Wednesday, 4 November 2009

House Prices - wtf?

Another week, another story about how house prices are rising once more. Disaster has been averted! We can all go out and spend the free money that's being built up in our property! Recession over!

Wait a minute, as I remember, when prices started falling, this was a correction that would return the prices to historic levels. Now the prices are going up, everyone seems to have assumed this has happened.

I decided to pull some data (admittedly from Nationwide, rather than the Halifax quoted in the story above) and see what the situation looked like.

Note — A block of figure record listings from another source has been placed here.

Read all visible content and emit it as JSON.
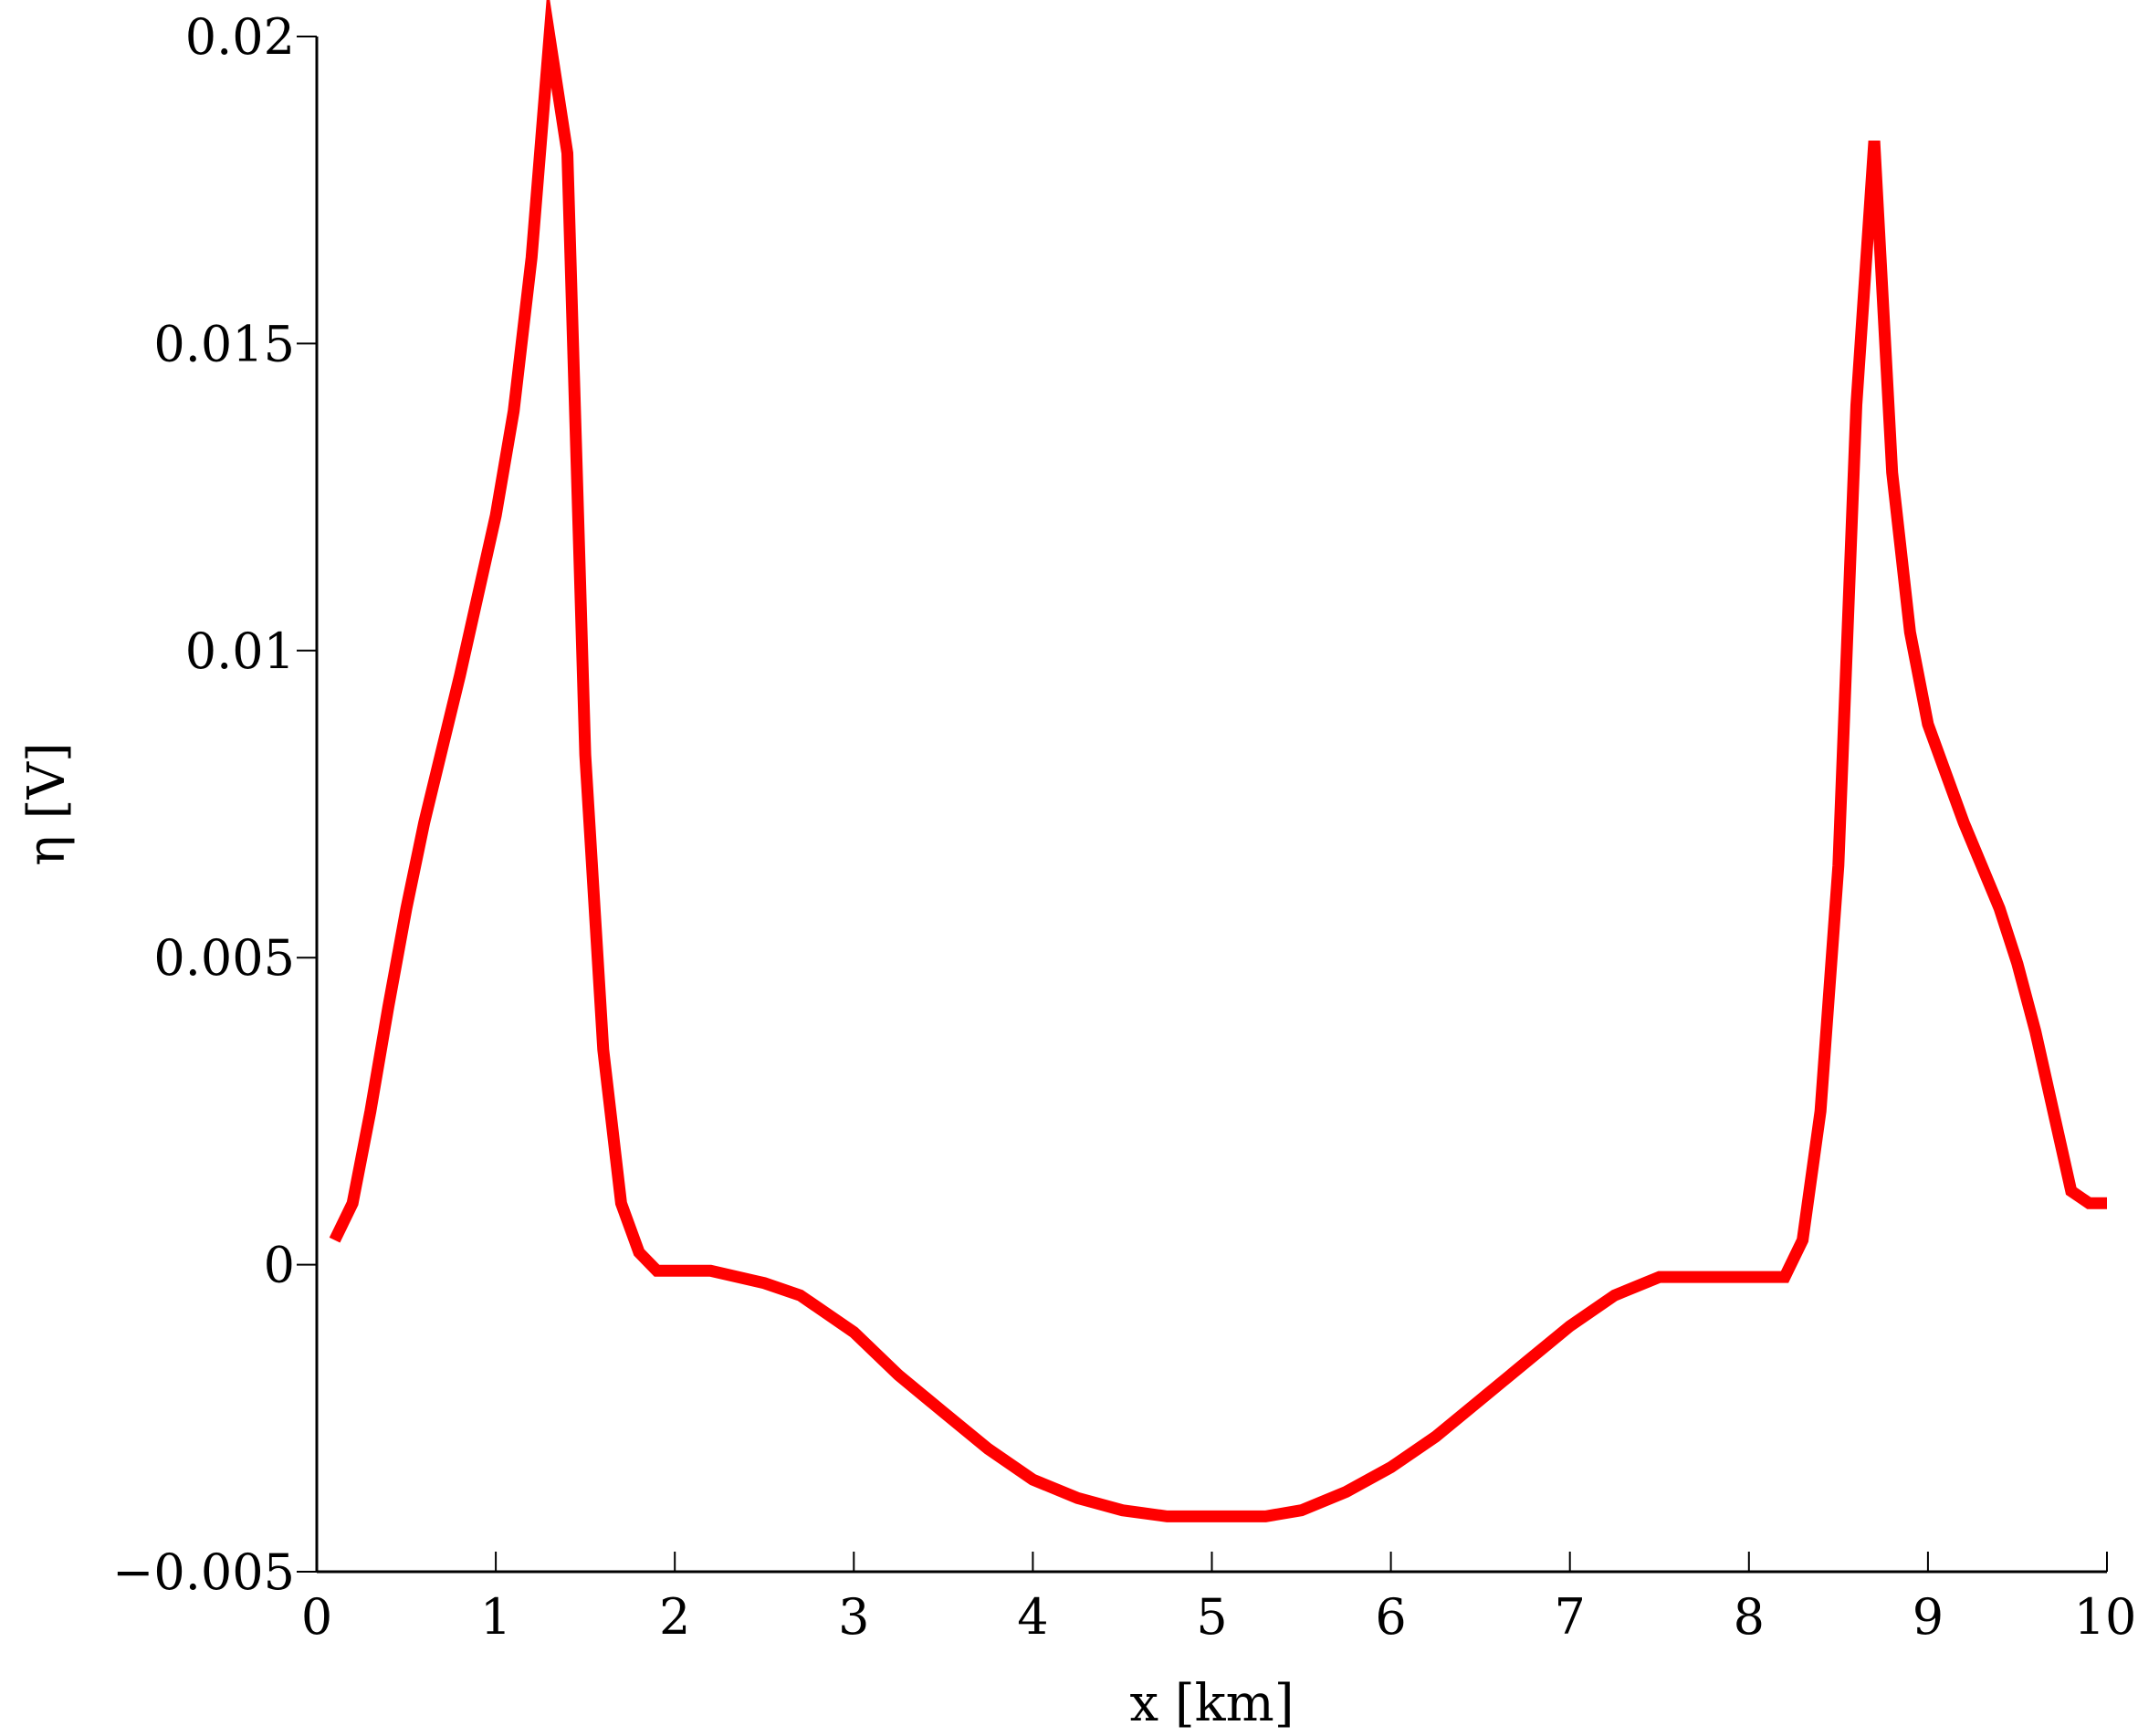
{
  "chart_data": {
    "type": "line",
    "title": "",
    "xlabel": "x [km]",
    "ylabel": "η [V]",
    "xlim": [
      0,
      10
    ],
    "ylim": [
      -0.005,
      0.02
    ],
    "x_ticks": [
      0,
      1,
      2,
      3,
      4,
      5,
      6,
      7,
      8,
      9,
      10
    ],
    "x_tick_labels": [
      "0",
      "1",
      "2",
      "3",
      "4",
      "5",
      "6",
      "7",
      "8",
      "9",
      "10"
    ],
    "y_ticks": [
      -0.005,
      0,
      0.005,
      0.01,
      0.015,
      0.02
    ],
    "y_tick_labels": [
      "−0.005",
      "0",
      "0.005",
      "0.01",
      "0.015",
      "0.02"
    ],
    "grid": false,
    "legend": "none",
    "series": [
      {
        "color": "#ff0000",
        "x": [
          0.1,
          0.2,
          0.3,
          0.4,
          0.5,
          0.6,
          0.7,
          0.8,
          0.9,
          1.0,
          1.1,
          1.2,
          1.3,
          1.4,
          1.5,
          1.6,
          1.7,
          1.8,
          1.9,
          2.0,
          2.2,
          2.5,
          2.7,
          3.0,
          3.25,
          3.5,
          3.75,
          4.0,
          4.25,
          4.5,
          4.75,
          5.0,
          5.15,
          5.3,
          5.5,
          5.75,
          6.0,
          6.25,
          6.5,
          6.75,
          7.0,
          7.25,
          7.5,
          7.75,
          8.0,
          8.2,
          8.3,
          8.4,
          8.5,
          8.6,
          8.7,
          8.8,
          8.9,
          9.0,
          9.1,
          9.2,
          9.3,
          9.4,
          9.5,
          9.6,
          9.7,
          9.8,
          9.9,
          10.0
        ],
        "y": [
          0.0004,
          0.001,
          0.0025,
          0.0042,
          0.0058,
          0.0072,
          0.0084,
          0.0096,
          0.0109,
          0.0122,
          0.0139,
          0.0164,
          0.02,
          0.0181,
          0.0083,
          0.0035,
          0.001,
          0.0002,
          -0.0001,
          -0.0001,
          -0.0001,
          -0.0003,
          -0.0005,
          -0.0011,
          -0.0018,
          -0.0024,
          -0.003,
          -0.0035,
          -0.0038,
          -0.004,
          -0.0041,
          -0.0041,
          -0.0041,
          -0.0041,
          -0.004,
          -0.0037,
          -0.0033,
          -0.0028,
          -0.0022,
          -0.0016,
          -0.001,
          -0.0005,
          -0.0002,
          -0.0002,
          -0.0002,
          -0.0002,
          0.0004,
          0.0025,
          0.0065,
          0.014,
          0.0183,
          0.0129,
          0.0103,
          0.0088,
          0.008,
          0.0072,
          0.0065,
          0.0058,
          0.0049,
          0.0038,
          0.0025,
          0.0012,
          0.001,
          0.001
        ]
      }
    ]
  }
}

This first graph shows the Nationwide Affordability index over the past 16 years. I've shown the figures for UK and London (which is probably a special case, possibly due to all the MPs owning the most expensive properties they can get us to pay for).

We can see pretty clearly that during the mid-90s the market corrected down to an index of 40/50 (It's also interesting that it's only since this time that the London market has had an index of roughly 10 more than the UK as a whole). This data only goes up to Q2 2009 but you can see where the market has started to turn. This looks pretty close to the long term average (which includes two peaks, and only one dip, but I couldn't be arsed to correct for that). Perhaps the market has managed to perfectly hit this average and will stay there forever. Boom and Bust abolished! I'm sure I've heard that before somewhere.

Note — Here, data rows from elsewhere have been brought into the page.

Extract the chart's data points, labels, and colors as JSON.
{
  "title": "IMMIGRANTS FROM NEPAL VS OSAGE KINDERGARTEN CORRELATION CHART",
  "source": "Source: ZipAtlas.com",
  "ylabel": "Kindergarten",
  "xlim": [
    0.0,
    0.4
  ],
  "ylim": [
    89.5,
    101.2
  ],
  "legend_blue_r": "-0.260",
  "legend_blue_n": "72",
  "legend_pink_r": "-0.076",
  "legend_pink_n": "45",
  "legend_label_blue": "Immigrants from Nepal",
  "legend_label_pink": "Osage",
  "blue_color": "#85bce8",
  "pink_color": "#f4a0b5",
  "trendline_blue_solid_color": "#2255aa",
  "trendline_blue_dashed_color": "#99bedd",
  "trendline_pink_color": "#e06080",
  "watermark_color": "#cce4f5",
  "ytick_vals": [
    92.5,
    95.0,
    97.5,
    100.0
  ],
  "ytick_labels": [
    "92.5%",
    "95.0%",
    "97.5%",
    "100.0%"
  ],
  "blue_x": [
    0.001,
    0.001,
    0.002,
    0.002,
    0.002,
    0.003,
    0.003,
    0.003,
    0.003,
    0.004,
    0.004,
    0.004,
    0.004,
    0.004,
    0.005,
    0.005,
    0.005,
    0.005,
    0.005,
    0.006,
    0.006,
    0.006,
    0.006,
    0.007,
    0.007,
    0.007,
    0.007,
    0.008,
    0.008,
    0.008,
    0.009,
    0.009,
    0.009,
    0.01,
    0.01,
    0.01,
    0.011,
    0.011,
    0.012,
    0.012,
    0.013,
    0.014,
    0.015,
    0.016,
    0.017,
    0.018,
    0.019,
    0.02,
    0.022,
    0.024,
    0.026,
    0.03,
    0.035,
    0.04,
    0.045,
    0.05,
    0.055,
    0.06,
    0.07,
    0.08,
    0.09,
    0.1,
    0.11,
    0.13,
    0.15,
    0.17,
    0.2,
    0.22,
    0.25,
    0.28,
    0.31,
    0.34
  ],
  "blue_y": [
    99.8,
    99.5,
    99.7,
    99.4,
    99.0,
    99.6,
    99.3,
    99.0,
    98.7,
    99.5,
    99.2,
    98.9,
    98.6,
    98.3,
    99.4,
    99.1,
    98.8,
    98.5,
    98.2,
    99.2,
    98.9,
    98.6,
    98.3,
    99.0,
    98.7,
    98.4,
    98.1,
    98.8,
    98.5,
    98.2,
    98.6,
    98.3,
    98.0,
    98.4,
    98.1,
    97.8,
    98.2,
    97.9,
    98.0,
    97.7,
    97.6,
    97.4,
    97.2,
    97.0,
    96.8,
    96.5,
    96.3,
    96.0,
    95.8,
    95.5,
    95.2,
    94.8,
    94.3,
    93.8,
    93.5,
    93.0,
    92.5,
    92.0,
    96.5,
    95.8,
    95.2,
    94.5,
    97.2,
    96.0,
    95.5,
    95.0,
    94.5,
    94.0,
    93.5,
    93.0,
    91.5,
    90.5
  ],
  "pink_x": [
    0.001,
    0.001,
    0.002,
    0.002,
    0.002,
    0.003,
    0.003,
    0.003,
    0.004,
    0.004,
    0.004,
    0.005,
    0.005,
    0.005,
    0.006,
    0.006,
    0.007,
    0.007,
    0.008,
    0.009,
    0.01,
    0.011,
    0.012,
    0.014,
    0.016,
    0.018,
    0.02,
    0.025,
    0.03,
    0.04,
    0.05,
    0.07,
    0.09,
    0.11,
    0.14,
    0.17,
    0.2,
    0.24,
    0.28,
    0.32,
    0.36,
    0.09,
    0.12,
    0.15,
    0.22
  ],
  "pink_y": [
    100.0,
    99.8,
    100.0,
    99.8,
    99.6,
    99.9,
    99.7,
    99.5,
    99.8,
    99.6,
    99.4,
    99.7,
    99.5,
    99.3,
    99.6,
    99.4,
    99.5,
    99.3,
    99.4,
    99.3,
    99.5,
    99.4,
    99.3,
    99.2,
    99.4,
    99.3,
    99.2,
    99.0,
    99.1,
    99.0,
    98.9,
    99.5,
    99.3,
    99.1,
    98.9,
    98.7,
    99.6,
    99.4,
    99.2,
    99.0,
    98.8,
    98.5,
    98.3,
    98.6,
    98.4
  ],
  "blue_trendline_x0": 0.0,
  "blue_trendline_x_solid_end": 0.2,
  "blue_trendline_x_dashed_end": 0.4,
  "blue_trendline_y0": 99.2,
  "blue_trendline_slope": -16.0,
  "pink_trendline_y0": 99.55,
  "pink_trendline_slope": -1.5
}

I would argue that in a rational world (and don't worry, I'm under no pretence we're in one of those!) that house prices need to fall a long way further. And if the previous graph didn't convince you, check this one out comparing the price paid by first-time buyers to their income.

This leads me to ask: Why are house prices rising?

The obvious explanation is to look at the FTSE 100 and assume that both are pricing in future inflation and a falling Sterling.
Whilst I'd agree that this is rational for the FTSE 100 and I can see the logic in pricing in future growth into current house prices, I can't see any avenues to future growth for house prices.

There will be a nasty day ahead when the BoE base rate rises. This will drive up the cost of mortgage payments (remember, BoE base rate was about 5% before all of the recent unpleasantness). Unemployment is and will continue to rise for some time and these people will be unable to afford this rise in their mortgage payments. More defaulted mortgages (which will piss off the banks, but they should have enough of our money to cover themselves now) and more houses on the market at increasingly fire-sale prices.
There is pain ahead in the housing market that will make the last two years look like a trip to the Seychelles. The depressing thing is that I'm pretty sure that this will be the least of our problems.
Time to start stocking up on canned food?

1 comment:

  1. I still work on the basis of 3.5x gross salary: as a first-time-buyer, until I can afford a flat or a small house for that, the market is overpriced.

    Ridiculously low credit costs are what inflated the bubble in the first place, so I don't think keeping the BoE rate at a 400-year-low is going to help. And when it rises, as you say, people will default in huge numbers and over-supply the market, crashing house prices.